The Irish Times reports that the Law Reform Commission (LRC) has recommended that an expert group be established to develop standards and guidelines for the verification of electronic and digital signatures. In a 'Consultation Paper on Documentary and Electronic Evidence', the LRC proposes changes in the law to take account of the use of computer-based evidence in civil and criminal trials. Among its recommendations are that there should be a general presumption (subject to certain safeguards) that documents and records, whether manual or electronic, should be admissible in civil and criminal cases. It also recommends that detailed technical standards for using and verifying electronic and digital signatures in certain commercial transactions should be agreed by an expert working group.

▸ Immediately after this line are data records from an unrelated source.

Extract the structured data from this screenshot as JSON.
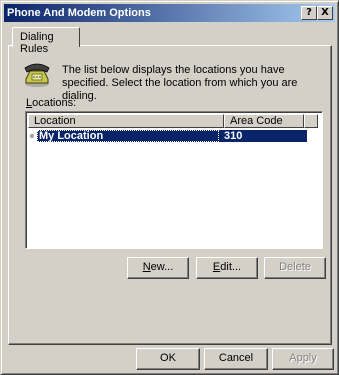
{
  "window": {
    "title": "Phone And Modem Options",
    "help_button": "?",
    "close_button": "X"
  },
  "tabs": [
    {
      "label": "Dialing Rules"
    }
  ],
  "main": {
    "description": "The list below displays the locations you have specified. Select the location from which you are dialing.",
    "locations_label_accel": "L",
    "locations_label_rest": "ocations:",
    "icon": "phone-icon"
  },
  "list": {
    "columns": [
      "Location",
      "Area Code"
    ],
    "rows": [
      {
        "location": "My Location",
        "area_code": "310",
        "selected": true
      }
    ]
  },
  "list_buttons": {
    "new_accel": "N",
    "new_rest": "ew...",
    "edit_accel": "E",
    "edit_rest": "dit...",
    "delete_label": "Delete"
  },
  "footer": {
    "ok_label": "OK",
    "cancel_label": "Cancel",
    "apply_label": "Apply"
  },
  "colors": {
    "titlebar_start": "#0a246a",
    "titlebar_end": "#a6caf0",
    "selection": "#0a246a",
    "face": "#d4d0c8"
  }
}
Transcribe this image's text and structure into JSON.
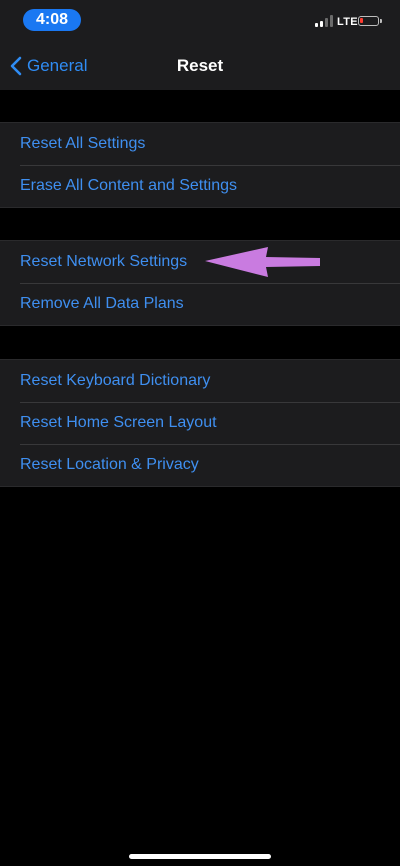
{
  "status_bar": {
    "time": "4:08",
    "network": "LTE",
    "colors": {
      "time_pill": "#1a78f2",
      "battery_low": "#ff3b30"
    }
  },
  "nav": {
    "back_label": "General",
    "title": "Reset",
    "back_icon": "chevron-left-icon"
  },
  "groups": [
    {
      "items": [
        {
          "label": "Reset All Settings"
        },
        {
          "label": "Erase All Content and Settings"
        }
      ]
    },
    {
      "items": [
        {
          "label": "Reset Network Settings"
        },
        {
          "label": "Remove All Data Plans"
        }
      ]
    },
    {
      "items": [
        {
          "label": "Reset Keyboard Dictionary"
        },
        {
          "label": "Reset Home Screen Layout"
        },
        {
          "label": "Reset Location & Privacy"
        }
      ]
    }
  ],
  "annotation": {
    "icon": "arrow-annotation-icon",
    "color": "#c97be0"
  },
  "theme": {
    "background": "#000000",
    "cell_background": "#1c1c1e",
    "link_color": "#3f8ff0"
  }
}
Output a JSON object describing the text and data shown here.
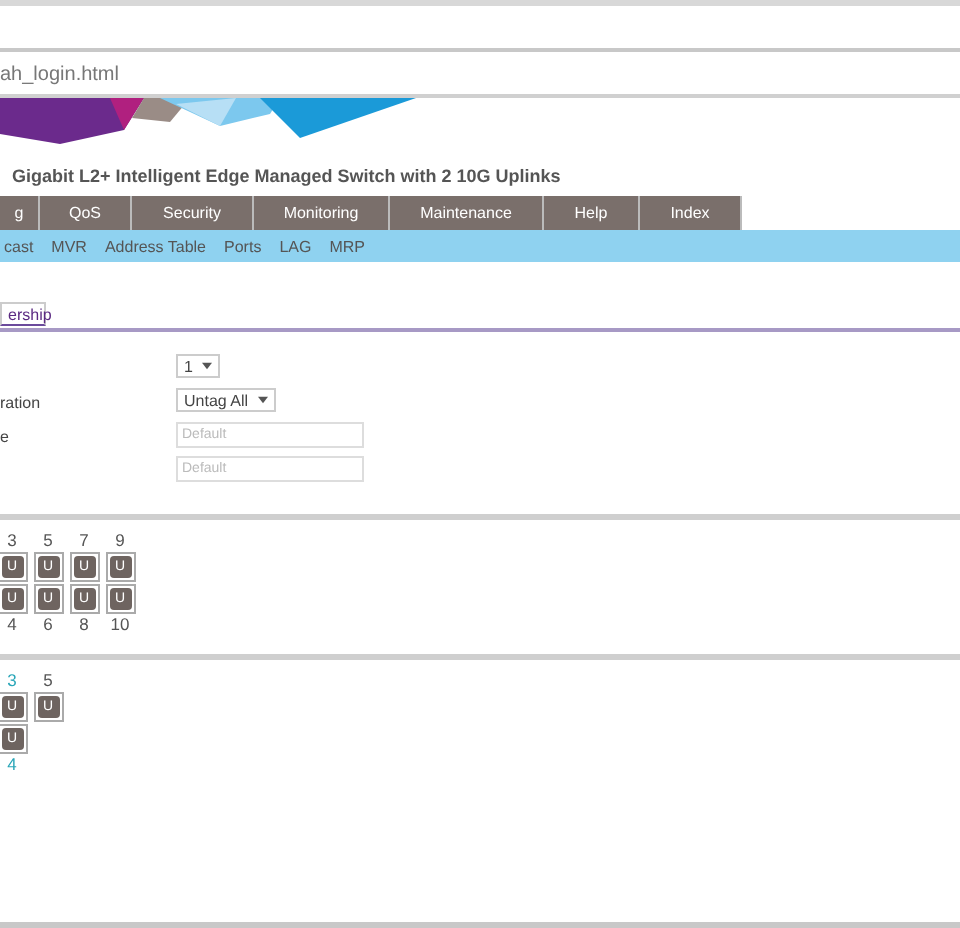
{
  "address_bar": {
    "url": "ah_login.html"
  },
  "product_title": "Gigabit L2+ Intelligent Edge Managed Switch with 2 10G Uplinks",
  "main_menu": [
    {
      "label": "g",
      "selected": false
    },
    {
      "label": "QoS",
      "selected": false
    },
    {
      "label": "Security",
      "selected": false
    },
    {
      "label": "Monitoring",
      "selected": false
    },
    {
      "label": "Maintenance",
      "selected": false
    },
    {
      "label": "Help",
      "selected": false
    },
    {
      "label": "Index",
      "selected": false
    }
  ],
  "sub_menu": [
    {
      "label": "cast",
      "selected": false
    },
    {
      "label": "MVR",
      "selected": false
    },
    {
      "label": "Address Table",
      "selected": false
    },
    {
      "label": "Ports",
      "selected": false
    },
    {
      "label": "LAG",
      "selected": false
    },
    {
      "label": "MRP",
      "selected": false
    }
  ],
  "section_tab": {
    "label": "ership",
    "selected": true
  },
  "form": [
    {
      "kind": "select",
      "value": "1"
    },
    {
      "kind": "select",
      "label": "ration",
      "value": "Untag All"
    },
    {
      "kind": "input",
      "label": "e",
      "placeholder": "Default"
    },
    {
      "kind": "input",
      "placeholder": "Default"
    }
  ],
  "port_groups": [
    {
      "columns": [
        {
          "top": {
            "text": "3",
            "color": "#555555"
          },
          "cells": [
            "U",
            "U"
          ],
          "bottom": {
            "text": "4",
            "color": "#555555"
          }
        },
        {
          "top": {
            "text": "5",
            "color": "#555555"
          },
          "cells": [
            "U",
            "U"
          ],
          "bottom": {
            "text": "6",
            "color": "#555555"
          }
        },
        {
          "top": {
            "text": "7",
            "color": "#555555"
          },
          "cells": [
            "U",
            "U"
          ],
          "bottom": {
            "text": "8",
            "color": "#555555"
          }
        },
        {
          "top": {
            "text": "9",
            "color": "#555555"
          },
          "cells": [
            "U",
            "U"
          ],
          "bottom": {
            "text": "10",
            "color": "#555555"
          }
        }
      ]
    },
    {
      "columns": [
        {
          "top": {
            "text": "3",
            "color": "#2aa6b8"
          },
          "cells": [
            "U",
            "U"
          ],
          "bottom": {
            "text": "4",
            "color": "#2aa6b8"
          }
        },
        {
          "top": {
            "text": "5",
            "color": "#555555"
          },
          "cells": [
            "U"
          ]
        }
      ]
    }
  ]
}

The Irish Independent says that Bus Eireann saw a huge increase in its Twitter followers during the recent floods. As water-logged roads wreaked havoc with bus routes and schedules, the state bus company used Twitter first to deliver updates, then to answer queries from customers. Within less than a fortnight, its Twitter follower numbers shot up 30 percent, to 1,300 people. Bus Eireann also has more than 1,500 Facebook fans.

The Financial Times says that Oracle has lined up a number of big corporate and government technology users to appear at the Brussels hearing to decide whether its planned acquisition of Sun Microsystems will harm competition in the database software market. According to a source, users that will lend their support to Oracle's case include Ericsson, Vodafone, Sabre and BBVA, as well as the UK Atomic Weapons Agency and the National Health Service. On Wednesday, Neelie Kroes, EU competition commissioner, said she was "optimistic" that a "satisfactory outcome" to the dispute could be reached.

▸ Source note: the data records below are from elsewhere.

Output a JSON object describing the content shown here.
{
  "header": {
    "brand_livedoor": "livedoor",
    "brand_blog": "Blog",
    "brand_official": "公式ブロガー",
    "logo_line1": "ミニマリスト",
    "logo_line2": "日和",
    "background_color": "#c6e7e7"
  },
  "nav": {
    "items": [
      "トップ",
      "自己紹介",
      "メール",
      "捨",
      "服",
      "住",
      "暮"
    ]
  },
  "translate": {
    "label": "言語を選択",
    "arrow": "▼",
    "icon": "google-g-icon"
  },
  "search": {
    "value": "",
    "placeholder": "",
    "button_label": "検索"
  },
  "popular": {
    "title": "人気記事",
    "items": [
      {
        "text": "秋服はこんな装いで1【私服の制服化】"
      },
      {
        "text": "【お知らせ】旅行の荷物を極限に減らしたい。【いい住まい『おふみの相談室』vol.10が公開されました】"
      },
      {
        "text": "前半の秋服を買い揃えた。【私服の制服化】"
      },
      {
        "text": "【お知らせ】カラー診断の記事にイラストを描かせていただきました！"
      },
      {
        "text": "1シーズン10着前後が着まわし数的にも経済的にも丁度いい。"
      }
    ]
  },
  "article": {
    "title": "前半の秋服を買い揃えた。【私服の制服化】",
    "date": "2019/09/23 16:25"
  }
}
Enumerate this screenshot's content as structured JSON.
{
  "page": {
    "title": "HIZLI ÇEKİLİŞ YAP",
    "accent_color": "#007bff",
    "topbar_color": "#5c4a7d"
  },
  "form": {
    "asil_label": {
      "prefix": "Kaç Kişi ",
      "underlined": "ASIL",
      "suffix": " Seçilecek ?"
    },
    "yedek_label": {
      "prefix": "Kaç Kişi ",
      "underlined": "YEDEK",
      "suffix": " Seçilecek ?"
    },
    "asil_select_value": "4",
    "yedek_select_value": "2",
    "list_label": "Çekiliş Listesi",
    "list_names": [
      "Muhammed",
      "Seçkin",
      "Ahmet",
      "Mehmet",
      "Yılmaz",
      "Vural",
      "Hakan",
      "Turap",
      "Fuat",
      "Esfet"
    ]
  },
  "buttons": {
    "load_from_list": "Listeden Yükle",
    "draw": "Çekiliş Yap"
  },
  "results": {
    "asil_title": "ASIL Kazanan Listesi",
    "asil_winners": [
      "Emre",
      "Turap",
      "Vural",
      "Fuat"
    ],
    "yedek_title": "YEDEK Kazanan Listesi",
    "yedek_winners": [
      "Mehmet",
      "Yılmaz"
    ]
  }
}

The paper also reports that US chip firm Rambus has resolved its two-year dispute with European antitrust regulators without paying a fine. The European Commission has accepted legally binding commitments that will cut and cap the company's royalties on key patents. The case, which followed complaints from Infineon and Hynix, among others, had centred on claims that the US firm engaged in deceptive conduct when dealing with an industry standard-setting body.

The same paper says that AOL is to begin trading on the New York Stock Exchange as an independent company on Thursday, following its de-merger from Time Warner. "We’re realistic about [Thursday]. We want investors to say 'Show us the results'," said Tim Armstrong, chief executive of AOL, hours before rapper P. Diddy joined him on the floor of the NYSE to celebrate the rebirth of one of the internet's first franchises. Eight years after AOL completed its takeover of Time Warner, it will emerge as a smaller company and compete with Yahoo, Microsoft and Google for online advertising revenue. The new AOL will focus on becoming the web's largest content producer.

According to the Wall Street Journal, Hollywood industry publication Daily Variety plans to resume charging for access to its online content. The Variety website was almost entirely reserved for subscribers until autumn 2006, when it lifted the pay wall to boost traffic. Readership rose, but it did not translate into a spike in advertising revenue. In the test phase of the new plan, Variety will randomly ask one in 10 visitors to its site to pay for content. That phase will likely last two months.

The paper also says that HarperCollins Publishers has decided to delay the electronic version of some of its new titles. Brian Murray, chief executive of HarperCollins, said that starting in January or February, the publisher will delay the e-book publication of five to ten new hardcover titles each month. The delays are expected to range from four weeks to six months, depending on the book. Murray said that if new hardcover titles continue to be sold as USD9.99 e-books, the eventual outcome will be fewer literary choices for customers, because publishers won't be able to take as many chances on new writers.